Remember when house prices soared in Toronto, Vancouver and other places a few years back, causing homeowners to celebrate and prospective buyers to despair?
Seems like a hard thing to miss if you’ve been in Canada in recent years, but somehow, the great housing boom that prompted foreign buyers’ taxes and mortgage stress tests doesn’t appear in Statistics Canada’s records.
Its New Housing Price Index, published monthly, is “next to irrelevant” and “seems to have slept right through the home price boom of 2016-17,” Bank of Montreal chief economist Doug Porter declared in a client note Thursday.

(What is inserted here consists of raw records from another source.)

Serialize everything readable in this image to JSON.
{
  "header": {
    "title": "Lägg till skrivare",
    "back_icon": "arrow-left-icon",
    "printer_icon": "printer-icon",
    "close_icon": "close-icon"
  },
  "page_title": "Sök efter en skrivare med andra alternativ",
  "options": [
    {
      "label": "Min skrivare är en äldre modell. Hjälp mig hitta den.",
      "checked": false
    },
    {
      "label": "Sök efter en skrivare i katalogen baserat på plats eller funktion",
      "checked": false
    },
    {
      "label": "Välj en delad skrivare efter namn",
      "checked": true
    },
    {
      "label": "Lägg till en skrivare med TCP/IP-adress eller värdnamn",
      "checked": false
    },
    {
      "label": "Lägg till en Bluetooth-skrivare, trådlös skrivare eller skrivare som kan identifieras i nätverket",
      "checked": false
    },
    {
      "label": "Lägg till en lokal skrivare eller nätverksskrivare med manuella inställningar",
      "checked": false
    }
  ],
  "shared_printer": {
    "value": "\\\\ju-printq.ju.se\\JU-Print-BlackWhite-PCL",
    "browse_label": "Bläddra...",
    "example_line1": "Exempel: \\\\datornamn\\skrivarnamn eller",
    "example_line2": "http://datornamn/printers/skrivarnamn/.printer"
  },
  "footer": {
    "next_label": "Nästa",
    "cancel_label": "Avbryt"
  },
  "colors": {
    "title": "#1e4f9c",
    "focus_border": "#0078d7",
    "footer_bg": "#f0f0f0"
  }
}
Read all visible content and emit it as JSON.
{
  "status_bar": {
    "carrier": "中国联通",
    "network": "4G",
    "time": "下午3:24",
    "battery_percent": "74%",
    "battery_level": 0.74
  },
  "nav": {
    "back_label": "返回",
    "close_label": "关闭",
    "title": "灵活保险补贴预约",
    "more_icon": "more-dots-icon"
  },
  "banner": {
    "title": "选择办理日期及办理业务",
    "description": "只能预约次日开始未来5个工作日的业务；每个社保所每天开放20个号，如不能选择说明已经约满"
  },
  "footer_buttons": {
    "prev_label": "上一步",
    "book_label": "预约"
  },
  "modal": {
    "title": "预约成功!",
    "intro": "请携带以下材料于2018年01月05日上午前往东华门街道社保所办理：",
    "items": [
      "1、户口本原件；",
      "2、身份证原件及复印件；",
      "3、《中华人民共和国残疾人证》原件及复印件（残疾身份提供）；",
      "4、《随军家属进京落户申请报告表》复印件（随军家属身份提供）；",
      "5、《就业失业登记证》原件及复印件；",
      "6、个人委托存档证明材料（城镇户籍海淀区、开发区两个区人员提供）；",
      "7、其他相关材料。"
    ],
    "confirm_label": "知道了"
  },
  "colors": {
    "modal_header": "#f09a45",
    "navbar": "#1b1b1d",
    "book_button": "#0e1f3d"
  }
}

Porter published a chart comparing the Statistics Canada measure to the MLS home price index published by the Canadian Real Estate Association (CREA). While CREA’s measure shows a distinct spike in price growth during the frenzy several years ago, StatCan’s index shows only a slight bump ― and no growth at all over the past year.
“While average prices were zooming nationally by almost 20 per cent at the height of the boom, the new home price index was suggesting everything was normal and calm, with increases peaking at below 4 per cent,” Porter wrote.
For its part, StatCan is defending its house price index, noting that their index and the CREA numbers aren’t measuring the same thing. StatCan’s index is an estimate of the “user costs” of owning a newly-built home, while CREA’s numbers are for the selling prices of existing homes on the Multiple Listing Service. And the StatCan index excludes condos, which the agency measures separately.
Paradoxically, if StatCan is underestimating housing costs, that could actually drive up housing costs even further.
The house price index is a component of the Consumer Price Index, basically Canada’s inflation rate. And “inflation is being understated because [the inflation index] uses this weirdly mild [housing] measure,” Porter wrote.
In turn, the Bank of Canada (BoC) uses inflation numbers to determine its key lending rate, which influences mortgage rates. And if the BoC thinks inflation is lower than it really is, then it may be setting interest rates lower than it otherwise would. And those low rates make it easier for buyers to spend more on housing, thus further driving up house prices.
Homebuyers might be facing an easier situation today ― if only StatCan’s data didn’t show them facing such an “easy” situation.